Post-incident AI forensic analysis revealed multiple tells: ① All "participants" showed degraded facial boundary rendering quality when turning or making complex movements ② Background lighting directions were inconsistent across different "participants" (suggesting each figure was generated in a different environment and composited into the same video) ③ Voice prosody patterns showed statistical differences from these executives' speaking styles in real videos ④ The compression conditions of live video (typically H.264/265 at low bitrate) made these tells difficult to visually identify on screen.
- Out-of-Band (OOB) Verification: Any large transfer instruction from a video conference must be confirmed through a completely independent channel (calling the executive's known personal mobile, not the contact method in the meeting invitation)

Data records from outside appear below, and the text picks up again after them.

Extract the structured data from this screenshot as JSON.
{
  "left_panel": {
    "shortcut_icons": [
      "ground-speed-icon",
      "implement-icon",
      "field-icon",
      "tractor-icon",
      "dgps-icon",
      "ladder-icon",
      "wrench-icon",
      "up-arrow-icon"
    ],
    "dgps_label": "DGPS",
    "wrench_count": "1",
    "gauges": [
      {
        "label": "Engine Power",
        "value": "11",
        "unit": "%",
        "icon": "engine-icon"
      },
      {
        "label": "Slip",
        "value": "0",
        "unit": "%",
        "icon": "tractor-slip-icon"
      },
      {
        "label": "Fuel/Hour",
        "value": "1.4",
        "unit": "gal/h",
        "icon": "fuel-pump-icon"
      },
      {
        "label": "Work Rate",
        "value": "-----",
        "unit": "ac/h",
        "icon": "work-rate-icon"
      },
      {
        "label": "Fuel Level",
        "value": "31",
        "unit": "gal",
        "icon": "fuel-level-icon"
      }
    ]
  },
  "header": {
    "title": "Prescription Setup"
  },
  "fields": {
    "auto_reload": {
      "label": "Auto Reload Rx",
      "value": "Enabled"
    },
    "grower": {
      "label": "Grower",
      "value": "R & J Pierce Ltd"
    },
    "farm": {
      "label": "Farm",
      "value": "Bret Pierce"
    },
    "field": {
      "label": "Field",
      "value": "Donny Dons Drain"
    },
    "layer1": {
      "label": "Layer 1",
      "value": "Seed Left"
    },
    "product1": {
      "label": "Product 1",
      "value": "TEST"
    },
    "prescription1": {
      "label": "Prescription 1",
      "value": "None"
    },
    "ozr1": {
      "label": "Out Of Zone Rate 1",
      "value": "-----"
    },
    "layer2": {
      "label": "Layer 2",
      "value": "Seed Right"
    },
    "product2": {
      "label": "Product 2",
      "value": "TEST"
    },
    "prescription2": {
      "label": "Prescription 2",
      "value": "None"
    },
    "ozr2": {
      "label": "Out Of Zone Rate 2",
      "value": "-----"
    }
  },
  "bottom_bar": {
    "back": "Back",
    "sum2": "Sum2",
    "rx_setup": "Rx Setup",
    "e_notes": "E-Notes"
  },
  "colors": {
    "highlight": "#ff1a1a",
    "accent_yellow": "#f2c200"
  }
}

- Pre-agreed challenge phrases: At the start of important video conferences, require all participants to answer a pre-agreed question (something only the real person would know)
- Unnatural movement test: Ask the person in the video to make quick head turns or cover then uncover their face — deepfakes are most prone to breaking down in these situations
One of deepfake technology's most dangerous side effects is what scholars Bobby Chesney and Danielle Citron (2019) called the "Liar's Dividend": once the public becomes aware of deepfakes, dishonest individuals can claim any real video damaging to them is a deepfake to evade accountability.
Multiple related cases have emerged globally: politicians claiming real bribery recordings were "AI-fabricated" after exposure; corporate executives denying real improper instruction recordings; and in criminal cases, defendants claiming surveillance footage was a deepfake. Although most were eventually disproven by forensics, the confusion and litigation delays caused significant harm.
This is precisely why AI forensic tools must have two capabilities: exposing fabrication (identifying deepfakes), and confirming authenticity (protecting the credibility of real videos). In "Liar's Dividend" scenarios, an accurate "this is real" forensic report is no less valuable than "this is fake." This is also why forensic reports must include detailed technical explanations and confidence intervals so courts and media can evaluate their reliability.